Unicode discussion
Advertisement

Introduction[]

Encoding of Malayalam chillu is among the most debated topics in Unicode Indic list. UTC assigned Eric Muller to study various arguments and submit a final proposal on this issue. As per Eric's report, on May 19th, 2006 UTC has decided to encode chillu atomically and placed that in the pipleline.

In August, 2006, Kerala Chief minister wrote to Unicode consortium that his government is studying Malayalam encoding issues, specifically the chillus. He asked UTC to go slow on the chillu standardization track. Meanwhile, he has promised to form a public consensus. As per his request, voting on chillus is delayed in UTC.
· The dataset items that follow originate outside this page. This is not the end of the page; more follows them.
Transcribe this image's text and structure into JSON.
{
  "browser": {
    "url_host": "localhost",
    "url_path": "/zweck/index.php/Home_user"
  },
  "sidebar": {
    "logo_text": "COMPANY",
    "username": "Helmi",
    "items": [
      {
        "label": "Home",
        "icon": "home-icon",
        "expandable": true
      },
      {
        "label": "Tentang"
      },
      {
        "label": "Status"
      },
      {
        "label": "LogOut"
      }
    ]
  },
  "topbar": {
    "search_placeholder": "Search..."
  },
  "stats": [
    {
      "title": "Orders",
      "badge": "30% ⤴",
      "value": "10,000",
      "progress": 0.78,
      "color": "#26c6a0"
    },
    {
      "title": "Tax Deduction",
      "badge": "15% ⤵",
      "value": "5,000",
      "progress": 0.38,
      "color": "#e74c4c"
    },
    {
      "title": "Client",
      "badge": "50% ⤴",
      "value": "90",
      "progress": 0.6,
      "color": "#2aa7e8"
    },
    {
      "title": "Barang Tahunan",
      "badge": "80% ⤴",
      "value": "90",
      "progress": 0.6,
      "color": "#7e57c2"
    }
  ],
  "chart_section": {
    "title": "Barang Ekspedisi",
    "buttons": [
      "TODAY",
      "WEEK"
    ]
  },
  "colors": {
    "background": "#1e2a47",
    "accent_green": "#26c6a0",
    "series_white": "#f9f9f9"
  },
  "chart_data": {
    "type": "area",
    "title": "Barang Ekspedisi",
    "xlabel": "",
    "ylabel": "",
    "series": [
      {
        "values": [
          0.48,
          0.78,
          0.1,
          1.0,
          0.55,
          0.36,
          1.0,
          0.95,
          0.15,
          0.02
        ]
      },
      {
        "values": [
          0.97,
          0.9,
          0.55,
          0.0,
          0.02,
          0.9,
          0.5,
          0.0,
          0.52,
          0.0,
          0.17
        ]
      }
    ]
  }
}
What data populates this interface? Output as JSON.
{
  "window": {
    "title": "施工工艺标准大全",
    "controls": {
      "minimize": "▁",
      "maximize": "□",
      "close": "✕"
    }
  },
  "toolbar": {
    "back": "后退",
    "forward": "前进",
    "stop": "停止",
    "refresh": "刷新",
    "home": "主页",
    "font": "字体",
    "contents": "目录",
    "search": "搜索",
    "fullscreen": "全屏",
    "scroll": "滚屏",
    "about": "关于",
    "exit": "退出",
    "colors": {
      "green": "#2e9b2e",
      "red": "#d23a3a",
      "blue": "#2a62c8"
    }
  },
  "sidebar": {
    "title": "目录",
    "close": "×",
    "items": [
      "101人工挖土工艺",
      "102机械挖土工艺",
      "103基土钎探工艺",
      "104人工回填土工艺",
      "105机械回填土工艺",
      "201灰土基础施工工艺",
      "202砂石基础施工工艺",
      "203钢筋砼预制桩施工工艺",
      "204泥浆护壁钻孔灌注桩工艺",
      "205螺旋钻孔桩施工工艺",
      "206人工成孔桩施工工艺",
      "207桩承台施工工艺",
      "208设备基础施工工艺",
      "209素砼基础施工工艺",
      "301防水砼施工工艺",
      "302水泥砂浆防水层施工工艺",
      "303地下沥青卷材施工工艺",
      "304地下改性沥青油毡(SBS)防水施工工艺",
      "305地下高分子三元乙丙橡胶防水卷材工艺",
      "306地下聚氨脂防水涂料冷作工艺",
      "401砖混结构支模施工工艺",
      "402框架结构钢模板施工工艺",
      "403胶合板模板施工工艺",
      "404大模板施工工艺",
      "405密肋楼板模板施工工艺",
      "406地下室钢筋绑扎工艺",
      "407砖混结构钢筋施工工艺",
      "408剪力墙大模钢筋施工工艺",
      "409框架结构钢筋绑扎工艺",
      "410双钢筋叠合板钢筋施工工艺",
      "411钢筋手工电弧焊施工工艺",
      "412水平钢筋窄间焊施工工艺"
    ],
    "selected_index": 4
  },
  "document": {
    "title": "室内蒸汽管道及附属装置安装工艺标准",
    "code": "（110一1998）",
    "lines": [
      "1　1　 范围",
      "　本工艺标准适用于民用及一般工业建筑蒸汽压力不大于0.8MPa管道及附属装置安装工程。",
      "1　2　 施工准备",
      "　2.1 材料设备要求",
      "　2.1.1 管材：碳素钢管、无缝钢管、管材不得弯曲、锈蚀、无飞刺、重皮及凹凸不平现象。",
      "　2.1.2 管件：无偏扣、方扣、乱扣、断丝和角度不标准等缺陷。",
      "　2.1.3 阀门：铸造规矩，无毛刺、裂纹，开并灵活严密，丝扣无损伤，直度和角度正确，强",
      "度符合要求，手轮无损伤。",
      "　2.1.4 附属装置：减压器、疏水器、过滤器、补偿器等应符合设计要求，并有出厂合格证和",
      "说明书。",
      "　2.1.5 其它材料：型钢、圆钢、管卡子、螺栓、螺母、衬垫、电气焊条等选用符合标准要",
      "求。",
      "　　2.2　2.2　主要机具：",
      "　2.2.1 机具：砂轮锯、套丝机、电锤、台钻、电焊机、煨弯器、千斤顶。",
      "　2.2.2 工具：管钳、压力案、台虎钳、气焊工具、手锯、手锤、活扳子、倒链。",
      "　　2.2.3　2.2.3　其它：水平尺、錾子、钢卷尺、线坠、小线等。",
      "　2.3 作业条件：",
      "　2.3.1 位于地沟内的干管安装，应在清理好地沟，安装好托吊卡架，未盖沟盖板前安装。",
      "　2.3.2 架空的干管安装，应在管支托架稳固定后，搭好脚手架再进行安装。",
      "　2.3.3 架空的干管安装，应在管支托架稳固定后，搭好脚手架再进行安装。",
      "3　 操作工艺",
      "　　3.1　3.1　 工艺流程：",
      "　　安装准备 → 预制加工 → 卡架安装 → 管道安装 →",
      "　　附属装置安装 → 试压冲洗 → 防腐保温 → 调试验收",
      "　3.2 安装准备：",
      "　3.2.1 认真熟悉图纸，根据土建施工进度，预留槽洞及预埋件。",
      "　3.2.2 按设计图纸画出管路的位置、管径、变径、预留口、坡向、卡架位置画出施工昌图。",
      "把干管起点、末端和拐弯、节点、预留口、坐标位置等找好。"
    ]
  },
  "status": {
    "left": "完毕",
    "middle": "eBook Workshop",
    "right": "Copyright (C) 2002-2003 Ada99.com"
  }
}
In L2/06-261 Naga Ganeshan proposes an alternate way to encode chillus. His proposal is to use MALAYALAM CONSONANT SIGN CILLU to produce all chillus. For example, Chillu-RA/RRA would be encoded as <RA + CHILLU SIGN>. Problems with this proposal are listed here.

Issues[]

ര്‍‌ represents both RA and RRA[]

Malayalam-one-chillu-4-two-chars

Keralapanineeyam: peethika: 4.varnnavikaarangal

The lexicographic analysis by A.R.Rajarajavarma in Keralapanineeyam reveals that the ര്‍ represents both the base characters RA and RRA. It is a well established fact that ര്‍ represents the base character RA(ര) in many Malayalam words as seen in the following example joins:

അവര്‍ + അല്ല > അവരല്ല
മലര്‍ + അല്ല > മലരല്ല

Simillarly, ര്‍ represents RRA(റ) also in some others:

ഞായര്‍ + അല്ല > ഞായറല്ല
ചാവേര്‍ + അല്ല > ചാവേറല്ല
പയര്‍ + അല്ല > പയറല്ല
പെരിയാര്‍ + അല്ല > പെരിയാറല്ല

While above words are of Dravidian origin, lots of words with Chillu-RRA are of Arabic or Urdu origin:

കരാര്‍ + അല്ല > കരാറല്ല
ഖദര്‍ + അല്ല > ഖദറല്ല
Malayalam-chaaver

ചാവേര്‍ in dictionary by C.Madhavan Pillai

Malayalam-njaayar

ഞായര്‍ in dictionary by C.Madhavan Pillai

Malayalam-khadar

ഖദര്‍ in dictionary by C.Madhavan Pillai

Etymology of ARR's example[]

Consider the example given by A.R.Rajarajavarma for this: കാര്‍മേഘം /kaarr_mEgham/ (fourth word in the image). Sabdatharavali says etymologically, adjective കാര്‍- is derived from കരു and കറു. ARR specifies കരു as the very basic root of all the related words. In Sabdatharavali the കാര്‍- is described as a form of കറുത്ത or കറുപ്പ് - meaning 'black' (never as the alternate ര-form: കരി). All these statements will be true only if, കരു generates കറു which in turn generates കാര്‍-.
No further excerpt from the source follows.